Qualitative methods for the analysis of forcings of biological networks

Leaders: Anne Siegel and Michel Le Borgne

[ Research area | Publications | Communication talks | Collaborations | Software ]

Research area

Activity report

• Introduction to system biology
  

Modelling equilibrium shifts of genetically regulated biological networks

Qualitative modeling is used to infer functioning of complex systems from their graphical structural representations without detailed quantitative parameter knowledge. In molecular biology, several different approaches can be designated as qualitative. Boolean and multi-valued logical approaches (Thomas, 2001) use synchronous or asynchronous cellular automata on graphs. These approaches were successfully applied to identify attractors of gene networks and study their dynamics (de Jong, 2002).
Our qualitative approach is different from these approaches in several ways: to adapt to the kind of observations which are possible, at present, with the biological techniques at hand, we concentrate of the interaction graph of a biological network. Biologists we collaborate with are located in Rennes; they work on liver biological processes, namely the regulation of the synthesis of fatty acids (collaboration with Agrocampus Rennes) and the implication of TGF-beta signalling in the development of fibrosis, often leading to liver cancer (collaboration with Inserm U456, Rennes). Because of these collaborations, the methods we develop must have two caracteristics: a).

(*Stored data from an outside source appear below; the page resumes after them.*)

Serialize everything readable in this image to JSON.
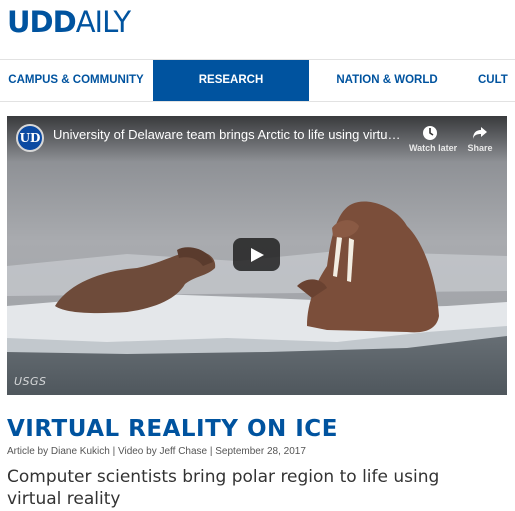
{
  "header": {
    "logo_ud": "UD",
    "logo_daily": "AILY"
  },
  "nav": {
    "items": [
      {
        "label": "CAMPUS & COMMUNITY",
        "active": false
      },
      {
        "label": "RESEARCH",
        "active": true
      },
      {
        "label": "NATION & WORLD",
        "active": false
      },
      {
        "label": "CULT",
        "active": false
      }
    ]
  },
  "video": {
    "channel_logo": "UD",
    "title": "University of Delaware team brings Arctic to life using virtual real...",
    "watch_later_label": "Watch later",
    "share_label": "Share",
    "play_icon": "play-icon",
    "watermark": "USGS"
  },
  "article": {
    "headline": "VIRTUAL REALITY ON ICE",
    "byline": "Article by Diane Kukich | Video by Jeff Chase | September 28, 2017",
    "subhead": "Computer scientists bring polar region to life using virtual reality"
  },
  "colors": {
    "brand_blue": "#00539f",
    "nav_active_bg": "#00539f",
    "text": "#333333"
  }
}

Biological applications we are interested in lead to build models that integrate simulnateously a biochemical (metabolic or signalling) component and a genetic component. Our goal is to understand better the relations between these two components. b). The lack of quantitative measurements about these applications enforces the need for a qualitative modelling approach, either discrete event networks or qualitative differential models.

Main contributions

• Qualitative methods for the construction and correction of graphical methods
  We do not classify attractors, instead we provide a simplified mathematical formalism to study the displacements of attractors under forcings. This makes our method well adapted to compare heterogeneous perturbation data sets to a unique graphical model (interaction graph), which is a signed oriented graph. Another difference with respect to previous approaches is the mathematical framework: the relation between model and data is described as a system of qualitative equations in sign algebra (Siegel et al, Biosystems, 2006). We have shown theoretically and tested for a model of genetic regulation of lipogenesis (Radulescu et al., Royal Society Interface, 2006) how one can distinguish in these equations between forcings (direct action on nodes of the network  or various RNA induced perturbations) and observed variations (such as expression profiles in microarrays). The complete set of solutions of the qualitative equations is obtained automatically with an algorithm using polynomial coding on Z/3Z. The system can be undetermined (many solutions), determined (unique solution) or incompatible (no solution). We have designed efficient methods to solve these systems implemented by ternary decision diagrams (Veber et al, Complex Us, 2006). Our qualitative methods can be used for various purposes: correct errors or detect incompleteness in incorrect or incomplete graphical models produced by network inferrence, propose optimal experiment design, provide hints to functioning of complex networks by a study of balances among pathways.
  The qualitative approach formalizes the biologist's intuition in a simple mathematical way; it has the great advantage of being automatized and thus applicable to large networks (concerning scalability, networks of hundreds of nodes are solved within minutes). Nevertheless the method does not distinguish between a) small and large displacements b) direct and indirect interactions. These difficulties are not crucial because they do not generate contradictions.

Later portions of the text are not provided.